Pour le patron du CIO, cette scène était "glaciale, au lieu d'essayer de l'aider et de la réconforter": "On sentait la distance et en interprétant son langage corporel (de son entraîneure, ndlr) c'était dédaigneux. Je me suis demandé comment on pouvait être vraiment aussi froid", a déploré Thomas Bach.
"Cela ne m'inspire pas beaucoup de confiance dans son entourage, indépendamment de ce qui a pu se passer, ou va se passer dans le futur, comment (est-il possible de) traiter une athlète mineure de 15 ans comme cela?", a-t-il conclu.
Ce n'est pas la première fois que l'entourage de Valieva est montré du doigt: l'Agence mondiale antidopage (AMA) a annoncé qu'elle enquêtait sur "le personnel de soutien", sans plus de détails, après que la championne d'Europe 2022 a été contrôlé positive fin décembre à la trimétazidine, utilisée pour soigner les angines de poitrine et interdite par l'AMA depuis 2014, car il favoriserait la circulation sanguine.
Le ministère russe des Sports Oleg Matytsin a regretté les commentaires de Thomas Bach, estimant qu'il aurait dû faire preuve de "plus de réserve": "Juger le comportement d'un entraîneur et sa relation avec un athlète à la TV est pour le moins discutable".
- "Rarement seul" -
L'affaire Valieva a éclaté en pleins JO-2022, lorsque son contrôle positif a été notifié à la patineuse juste après sa victoire dans l'épreuve par équipes avec la Russie.

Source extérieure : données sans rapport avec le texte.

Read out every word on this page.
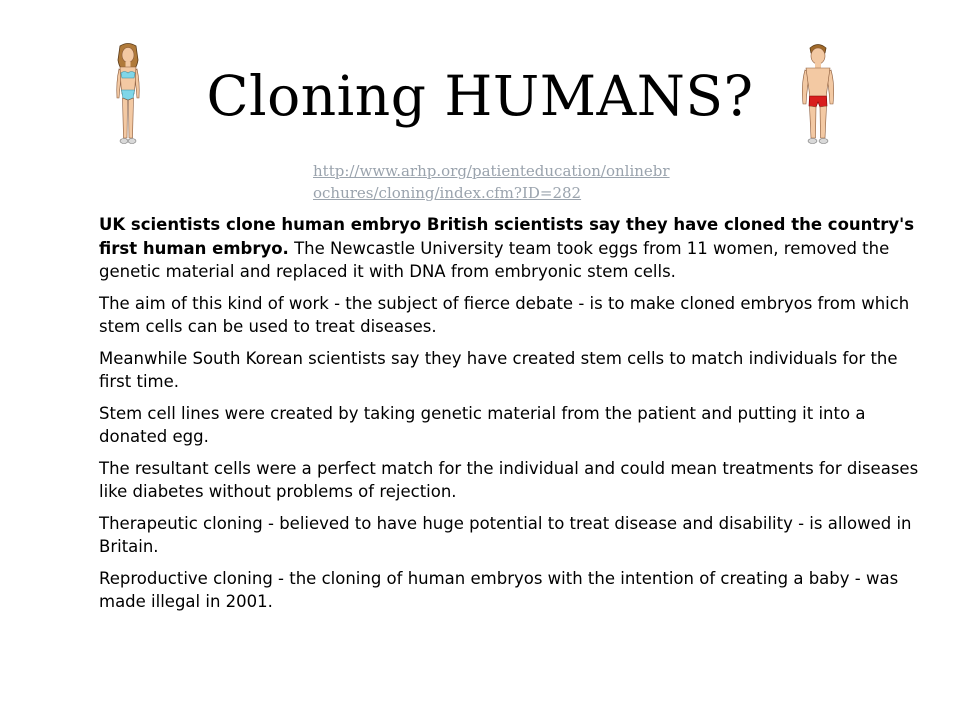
Cloning HUMANS?
http://www.arhp.org/patienteducation/onlinebrochures/cloning/index.cfm?ID=282

UK scientists clone human embryo British scientists say they have cloned the country's first human embryo. The Newcastle University team took eggs from 11 women, removed the genetic material and replaced it with DNA from embryonic stem cells.

The aim of this kind of work - the subject of fierce debate - is to make cloned embryos from which stem cells can be used to treat diseases.

Meanwhile South Korean scientists say they have created stem cells to match individuals for the first time.

Stem cell lines were created by taking genetic material from the patient and putting it into a donated egg.

The resultant cells were a perfect match for the individual and could mean treatments for diseases like diabetes without problems of rejection.

Therapeutic cloning - believed to have huge potential to treat disease and disability - is allowed in Britain.

Reproductive cloning - the cloning of human embryos with the intention of creating a baby - was made illegal in 2001.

A 24 heures du début de l'épreuve individuelle, le Tribunal arbitral du sport, saisi en urgence par le CIO et l'AMA, a validé la décision de l'antidopage russe de lever la suspension de Valieva sous prétexte que la priver des JO-2022 lui causerait "un préjudice "irréparable".

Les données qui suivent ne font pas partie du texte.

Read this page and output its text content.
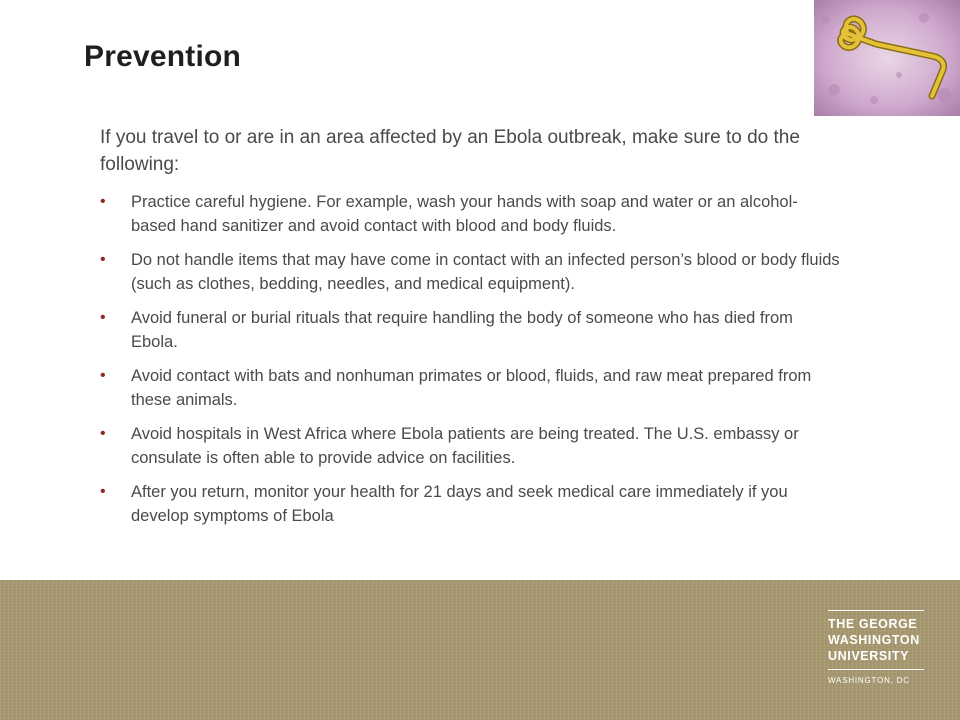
Prevention
If you travel to or are in an area affected by an Ebola outbreak, make sure to do the following:
• Practice careful hygiene. For example, wash your hands with soap and water or an alcohol-based hand sanitizer and avoid contact with blood and body fluids.
• Do not handle items that may have come in contact with an infected person’s blood or body fluids (such as clothes, bedding, needles, and medical equipment).
• Avoid funeral or burial rituals that require handling the body of someone who has died from Ebola.
• Avoid contact with bats and nonhuman primates or blood, fluids, and raw meat prepared from these animals.
• Avoid hospitals in West Africa where Ebola patients are being treated. The U.S. embassy or consulate is often able to provide advice on facilities.
• After you return, monitor your health for 21 days and seek medical care immediately if you develop symptoms of Ebola
THE GEORGE
WASHINGTON
UNIVERSITY
WASHINGTON, DC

"La question de l'entourage est extrêmement importante, car (Valieva) est une mineure et il faut qu'on nous explique comment elle peut avoir dans le corps des produits qui manifestement ne devraient s'y trouver", a rappelé M. Bach.

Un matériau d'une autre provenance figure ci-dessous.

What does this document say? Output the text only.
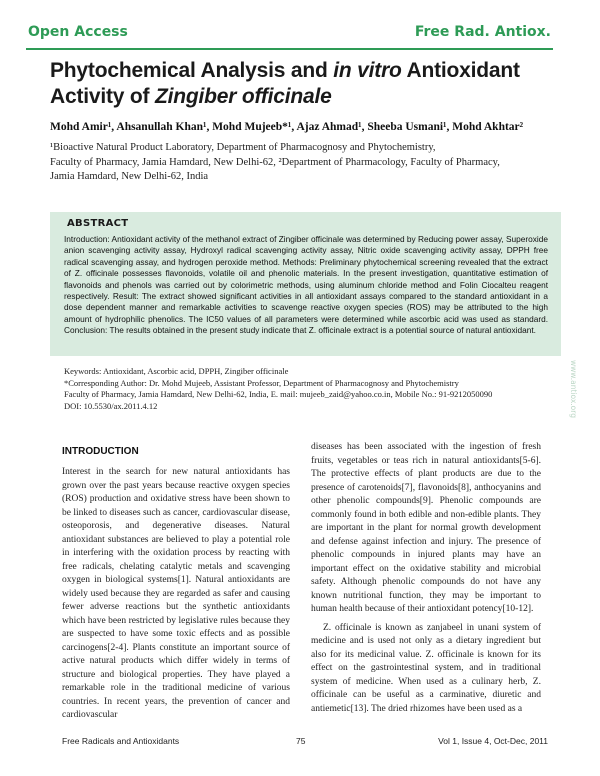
Open Access	Free Rad. Antiox.
Phytochemical Analysis and in vitro Antioxidant Activity of Zingiber officinale
Mohd Amir¹, Ahsanullah Khan¹, Mohd Mujeeb*¹, Ajaz Ahmad¹, Sheeba Usmani¹, Mohd Akhtar²

¹Bioactive Natural Product Laboratory, Department of Pharmacognosy and Phytochemistry,

Faculty of Pharmacy, Jamia Hamdard, New Delhi-62, ²Department of Pharmacology, Faculty of Pharmacy,

Jamia Hamdard, New Delhi-62, India

ABSTRACT
Introduction: Antioxidant activity of the methanol extract of Zingiber officinale was determined by Reducing power assay, Superoxide anion scavenging activity assay, Hydroxyl radical scavenging activity assay, Nitric oxide scavenging activity assay, DPPH free radical scavenging assay, and hydrogen peroxide method. Methods: Preliminary phytochemical screening revealed that the extract of Z. officinale possesses flavonoids, volatile oil and phenolic materials. In the present investigation, quantitative estimation of flavonoids and phenols was carried out by colorimetric methods, using aluminum chloride method and Folin Ciocalteu reagent respectively. Result: The extract showed significant activities in all antioxidant assays compared to the standard antioxidant in a dose dependent manner and remarkable activities to scavenge reactive oxygen species (ROS) may be attributed to the high amount of hydrophilic phenolics. The IC50 values of all parameters were determined while ascorbic acid was used as standard. Conclusion: The results obtained in the present study indicate that Z. officinale extract is a potential source of natural antioxidant.

Keywords: Antioxidant, Ascorbic acid, DPPH, Zingiber officinale

*Corresponding Author: Dr. Mohd Mujeeb, Assistant Professor, Department of Pharmacognosy and Phytochemistry

Faculty of Pharmacy, Jamia Hamdard, New Delhi-62, India, E. mail: mujeeb_zaid@yahoo.co.in, Mobile No.: 91-9212050090

DOI: 10.5530/ax.2011.4.12	www.antiox.org
INTRODUCTION

Interest in the search for new natural antioxidants has grown over the past years because reactive oxygen species (ROS) production and oxidative stress have been shown to be linked to diseases such as cancer, cardiovascular disease, osteoporosis, and degenerative diseases. Natural antioxidant substances are believed to play a potential role in interfering with the oxidation process by reacting with free radicals, chelating catalytic metals and scavenging oxygen in biological systems[1]. Natural antioxidants are widely used because they are regarded as safer and causing fewer adverse reactions but the synthetic antioxidants which have been restricted by legislative rules because they are suspected to have some toxic effects and as possible carcinogens[2-4]. Plants constitute an important source of active natural products which differ widely in terms of structure and biological properties. They have played a remarkable role in the traditional medicine of various countries. In recent years, the prevention of cancer and cardiovascular

diseases has been associated with the ingestion of fresh fruits, vegetables or teas rich in natural antioxidants[5-6]. The protective effects of plant products are due to the presence of carotenoids[7], flavonoids[8], anthocyanins and other phenolic compounds[9]. Phenolic compounds are commonly found in both edible and non-edible plants. They are important in the plant for normal growth development and defense against infection and injury. The presence of phenolic compounds in injured plants may have an important effect on the oxidative stability and microbial safety. Although phenolic compounds do not have any known nutritional function, they may be important to human health because of their antioxidant potency[10-12].

Z. officinale is known as zanjabeel in unani system of medicine and is used not only as a dietary ingredient but also for its medicinal value. Z. officinale is known for its effect on the gastrointestinal system, and in traditional system of medicine. When used as a culinary herb, Z. officinale can be useful as a carminative, diuretic and antiemetic[13]. The dried rhizomes have been used as a

Free Radicals and Antioxidants	75	Vol 1, Issue 4, Oct-Dec, 2011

"Selon mon expérience des cas de dopage que j'ai eu à gérer, quand il y a dopage, cela se fait très rarement seul", a-t-il insisté.
Cette affaire pose aussi la question de l'âge des compétitrices, souvent mineures en patinage artistique: faut-il fixer un âge minimum? "Nous allons entamer des discussions sur cette question, il faut y réfléchir calmement avec l'AMA d'un côté et les fédérations internationales pour savoir s'il y a besoin de régulation".
La Fédération internationale de patinage a indiqué à l'AFP qu'elle allait proposer de relever l'âge minimum pour concourir en seniors, actuellement de 15 ans pour le porter à 17 ans, lors de son prochain congrès prévu du 6 au 10 juin.
Mais pour l'heure, la question la plus pressante aux yeux de Thomas Bach concerne Kamila Valieva et son entourage: "Toute la lumière sera faite et nous n'hésiterons pas à prendre toutes les mesures nécessaires, même les plus fortes", a-t-il prévenu.